3. What happens if I miss the due date for filing salary and allowances taxation?
Ans. Missing the due date for filing salary and allowances taxation may result in penalties and interest charges. The specific consequences vary depending on the tax jurisdiction, but common penalties include late filing penalties, late payment penalties, and accruing interest on the unpaid tax amount. It is crucial to file the tax return as soon as possible to avoid additional penalties and charges.
4. Can I file my salary and allowances taxation before the due date?
Ans. Yes, taxpayers can file their salary and allowances taxation before the due date. In fact, it is recommended to submit the tax return as early as possible to avoid last-minute rush and potential errors. Filing early allows taxpayers to have ample time for reviewing their returns, gathering necessary documents, and seeking professional assistance if needed.

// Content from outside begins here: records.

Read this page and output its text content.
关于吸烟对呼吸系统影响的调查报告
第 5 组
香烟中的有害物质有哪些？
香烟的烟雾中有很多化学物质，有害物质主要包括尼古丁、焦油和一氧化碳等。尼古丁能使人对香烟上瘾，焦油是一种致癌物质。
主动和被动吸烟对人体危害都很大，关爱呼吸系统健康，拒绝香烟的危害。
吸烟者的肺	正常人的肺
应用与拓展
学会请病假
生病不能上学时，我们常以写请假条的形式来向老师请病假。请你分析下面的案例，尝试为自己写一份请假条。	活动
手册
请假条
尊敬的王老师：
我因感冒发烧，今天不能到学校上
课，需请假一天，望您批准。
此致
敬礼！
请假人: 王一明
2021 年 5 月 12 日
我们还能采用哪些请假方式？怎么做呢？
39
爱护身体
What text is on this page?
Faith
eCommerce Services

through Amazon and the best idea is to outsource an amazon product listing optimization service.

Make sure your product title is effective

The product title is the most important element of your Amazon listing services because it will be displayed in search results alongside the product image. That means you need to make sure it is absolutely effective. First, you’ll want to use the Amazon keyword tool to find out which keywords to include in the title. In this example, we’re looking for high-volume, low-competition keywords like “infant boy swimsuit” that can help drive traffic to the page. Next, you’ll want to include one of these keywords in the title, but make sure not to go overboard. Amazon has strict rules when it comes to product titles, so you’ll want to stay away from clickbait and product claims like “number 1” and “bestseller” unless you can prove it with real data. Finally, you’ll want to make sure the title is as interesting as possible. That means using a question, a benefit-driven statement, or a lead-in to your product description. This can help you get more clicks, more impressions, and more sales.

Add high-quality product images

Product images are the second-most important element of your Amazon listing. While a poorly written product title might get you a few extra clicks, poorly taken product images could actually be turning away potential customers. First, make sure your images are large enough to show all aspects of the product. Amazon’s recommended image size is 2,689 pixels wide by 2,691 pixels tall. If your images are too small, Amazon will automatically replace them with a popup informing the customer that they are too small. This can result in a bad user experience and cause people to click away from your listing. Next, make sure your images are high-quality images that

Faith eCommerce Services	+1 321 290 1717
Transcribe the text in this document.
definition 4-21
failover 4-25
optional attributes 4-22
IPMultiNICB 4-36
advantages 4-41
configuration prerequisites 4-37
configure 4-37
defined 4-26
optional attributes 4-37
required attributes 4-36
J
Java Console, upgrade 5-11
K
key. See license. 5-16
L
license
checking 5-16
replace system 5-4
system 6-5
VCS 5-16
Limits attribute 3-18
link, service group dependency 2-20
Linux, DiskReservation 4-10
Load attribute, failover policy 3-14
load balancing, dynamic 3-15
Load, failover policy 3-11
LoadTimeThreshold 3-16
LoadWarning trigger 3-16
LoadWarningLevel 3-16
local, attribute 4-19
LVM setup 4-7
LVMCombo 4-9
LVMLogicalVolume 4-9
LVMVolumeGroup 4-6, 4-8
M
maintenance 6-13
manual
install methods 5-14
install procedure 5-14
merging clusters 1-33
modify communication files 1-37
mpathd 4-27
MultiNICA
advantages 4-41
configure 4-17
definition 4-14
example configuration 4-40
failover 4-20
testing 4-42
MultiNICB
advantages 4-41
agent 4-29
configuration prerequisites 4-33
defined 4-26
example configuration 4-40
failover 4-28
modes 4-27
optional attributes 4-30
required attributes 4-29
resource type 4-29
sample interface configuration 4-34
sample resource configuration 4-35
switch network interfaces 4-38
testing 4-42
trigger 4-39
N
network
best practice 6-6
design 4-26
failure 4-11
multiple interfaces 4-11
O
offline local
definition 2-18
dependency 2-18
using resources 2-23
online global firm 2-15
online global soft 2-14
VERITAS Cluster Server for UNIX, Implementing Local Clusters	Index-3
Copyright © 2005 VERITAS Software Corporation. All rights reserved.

5. Is there a penalty for filing salary and allowances taxation after the due date but without any tax liability?
Ans. The penalty for filing salary and allowances taxation after the due date but without any tax liability varies depending on the tax jurisdiction. In some countries, if there is no tax liability, there may be no penalty for late filing. However, it is essential to consult the specific tax authority or seek professional advice to understand the penalty provisions in your jurisdiction. It is always recommended to file the tax return on time, even if there is no tax liability, to avoid any potential penalties.